Zinc – A mineral involved in various bodily activities such as growth, wound healing, hormonal activity, skin health, strengthened immune system and resistance to infection. Zinc deficiency may impair the immune system and sense of taste, and cause skin problems, hair loss, diarrhea, fatigue and inhibited growth.
Sources of zinc for vegetarians: legumes, yeasts, nuts and seeds, and whole grains.
Calcium – The most common mineral in the body, is mostly concentrated in the bones and teeth. Calcium deficiency may cause Osteomalacia (softening of the bones) and at an older age Osteoporosis (bone thinning).
Calcium sources for vegetarians: milk and dairy products, green leafy vegetables, nuts and seeds, tofu, dried fruit and canned fish.
Be careful not to consume only fruits & vegetables and grains & seeds, while giving up your protein intake which is a building block of the body. It is recommended to consume legumes, eggs, fish and dairy products as well.
Soy beans belong to the legumes family, but also contain a large amount of protein. Tampa is a kind of “meat” made out of cooked soy beans which can be fried, baked and cooked.
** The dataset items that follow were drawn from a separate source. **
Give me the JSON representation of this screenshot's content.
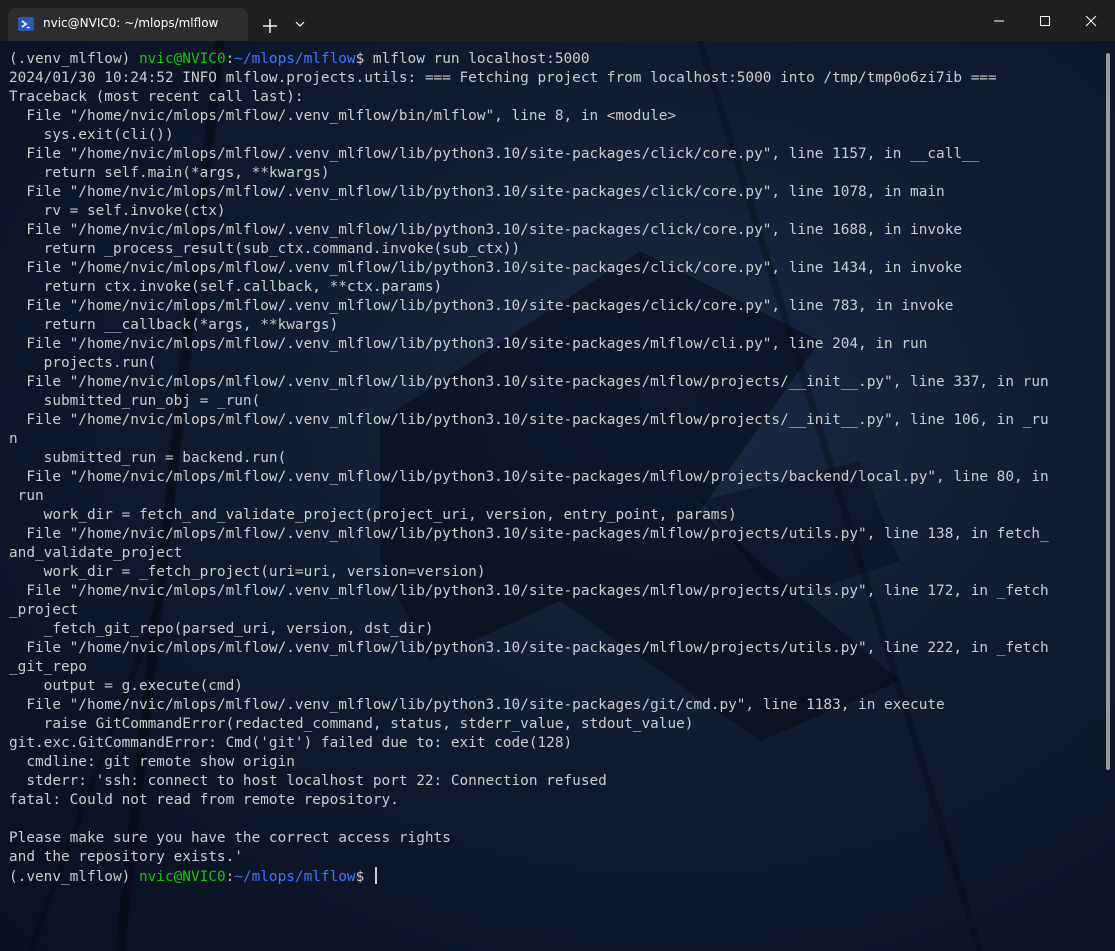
{
  "window": {
    "tab_title": "nvic@NVIC0: ~/mlops/mlflow",
    "tab_icon": "powershell-icon",
    "new_tab_icon": "plus-icon",
    "dropdown_icon": "chevron-down-icon",
    "controls": [
      "minimize-icon",
      "maximize-icon",
      "close-icon"
    ]
  },
  "colors": {
    "user_host": "#16c60c",
    "path": "#3b78ff",
    "text": "#cccccc",
    "titlebar": "#202020"
  },
  "prompt": {
    "venv": "(.venv_mlflow) ",
    "user_host": "nvic@NVIC0",
    "sep": ":",
    "path": "~/mlops/mlflow",
    "dollar": "$ ",
    "command": "mlflow run localhost:5000"
  },
  "output_lines": [
    "2024/01/30 10:24:52 INFO mlflow.projects.utils: === Fetching project from localhost:5000 into /tmp/tmp0o6zi7ib ===",
    "Traceback (most recent call last):",
    "  File \"/home/nvic/mlops/mlflow/.venv_mlflow/bin/mlflow\", line 8, in <module>",
    "    sys.exit(cli())",
    "  File \"/home/nvic/mlops/mlflow/.venv_mlflow/lib/python3.10/site-packages/click/core.py\", line 1157, in __call__",
    "    return self.main(*args, **kwargs)",
    "  File \"/home/nvic/mlops/mlflow/.venv_mlflow/lib/python3.10/site-packages/click/core.py\", line 1078, in main",
    "    rv = self.invoke(ctx)",
    "  File \"/home/nvic/mlops/mlflow/.venv_mlflow/lib/python3.10/site-packages/click/core.py\", line 1688, in invoke",
    "    return _process_result(sub_ctx.command.invoke(sub_ctx))",
    "  File \"/home/nvic/mlops/mlflow/.venv_mlflow/lib/python3.10/site-packages/click/core.py\", line 1434, in invoke",
    "    return ctx.invoke(self.callback, **ctx.params)",
    "  File \"/home/nvic/mlops/mlflow/.venv_mlflow/lib/python3.10/site-packages/click/core.py\", line 783, in invoke",
    "    return __callback(*args, **kwargs)",
    "  File \"/home/nvic/mlops/mlflow/.venv_mlflow/lib/python3.10/site-packages/mlflow/cli.py\", line 204, in run",
    "    projects.run(",
    "  File \"/home/nvic/mlops/mlflow/.venv_mlflow/lib/python3.10/site-packages/mlflow/projects/__init__.py\", line 337, in run",
    "    submitted_run_obj = _run(",
    "  File \"/home/nvic/mlops/mlflow/.venv_mlflow/lib/python3.10/site-packages/mlflow/projects/__init__.py\", line 106, in _ru",
    "n",
    "    submitted_run = backend.run(",
    "  File \"/home/nvic/mlops/mlflow/.venv_mlflow/lib/python3.10/site-packages/mlflow/projects/backend/local.py\", line 80, in",
    " run",
    "    work_dir = fetch_and_validate_project(project_uri, version, entry_point, params)",
    "  File \"/home/nvic/mlops/mlflow/.venv_mlflow/lib/python3.10/site-packages/mlflow/projects/utils.py\", line 138, in fetch_",
    "and_validate_project",
    "    work_dir = _fetch_project(uri=uri, version=version)",
    "  File \"/home/nvic/mlops/mlflow/.venv_mlflow/lib/python3.10/site-packages/mlflow/projects/utils.py\", line 172, in _fetch",
    "_project",
    "    _fetch_git_repo(parsed_uri, version, dst_dir)",
    "  File \"/home/nvic/mlops/mlflow/.venv_mlflow/lib/python3.10/site-packages/mlflow/projects/utils.py\", line 222, in _fetch",
    "_git_repo",
    "    output = g.execute(cmd)",
    "  File \"/home/nvic/mlops/mlflow/.venv_mlflow/lib/python3.10/site-packages/git/cmd.py\", line 1183, in execute",
    "    raise GitCommandError(redacted_command, status, stderr_value, stdout_value)",
    "git.exc.GitCommandError: Cmd('git') failed due to: exit code(128)",
    "  cmdline: git remote show origin",
    "  stderr: 'ssh: connect to host localhost port 22: Connection refused",
    "fatal: Could not read from remote repository.",
    "",
    "Please make sure you have the correct access rights",
    "and the repository exists.'"
  ]
}
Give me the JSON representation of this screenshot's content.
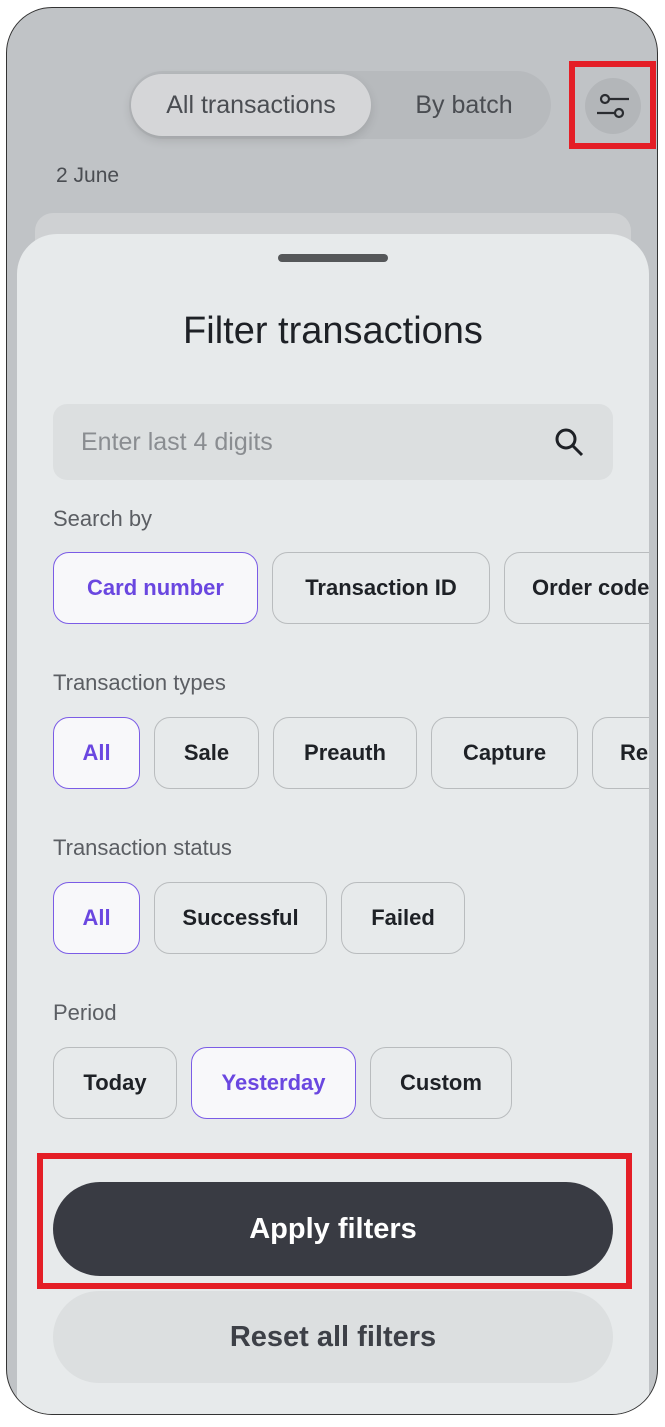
{
  "header": {
    "tabs": [
      {
        "label": "All transactions",
        "selected": true
      },
      {
        "label": "By batch",
        "selected": false
      }
    ],
    "filter_icon": "sliders-icon"
  },
  "list": {
    "date": "2 June"
  },
  "sheet": {
    "title": "Filter transactions",
    "search": {
      "placeholder": "Enter last 4 digits",
      "value": "",
      "icon": "search-icon"
    },
    "search_by": {
      "label": "Search by",
      "options": [
        "Card number",
        "Transaction ID",
        "Order code"
      ],
      "selected": "Card number"
    },
    "types": {
      "label": "Transaction types",
      "options": [
        "All",
        "Sale",
        "Preauth",
        "Capture",
        "Re"
      ],
      "selected": "All"
    },
    "status": {
      "label": "Transaction status",
      "options": [
        "All",
        "Successful",
        "Failed"
      ],
      "selected": "All"
    },
    "period": {
      "label": "Period",
      "options": [
        "Today",
        "Yesterday",
        "Custom"
      ],
      "selected": "Yesterday"
    },
    "apply_label": "Apply filters",
    "reset_label": "Reset all filters"
  },
  "colors": {
    "accent": "#6a47e0",
    "primary_button": "#393b43",
    "highlight": "#e41e26"
  }
}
Miso is a thick paste prepared from soy beans fermented with grains (rice or barley), water and salt.
Eggs contain vitamin B12. Egg protein is a complete protein, and you can eat one egg every day, unless medically prohibited.
Milk and yogurt are an excellent source of protein, calcium, zinc and vitamin B12. Items such as skim milk or calcium-fortified yogurt, and cheese with up to 5% fat are good sources.
To better absorb minerals such as calcium, zinc and iron, you should consume them in small amounts throughout the day, combined with vitamin C foods such as red pepper, citrus, lemon in a salad and green leafy vegetables.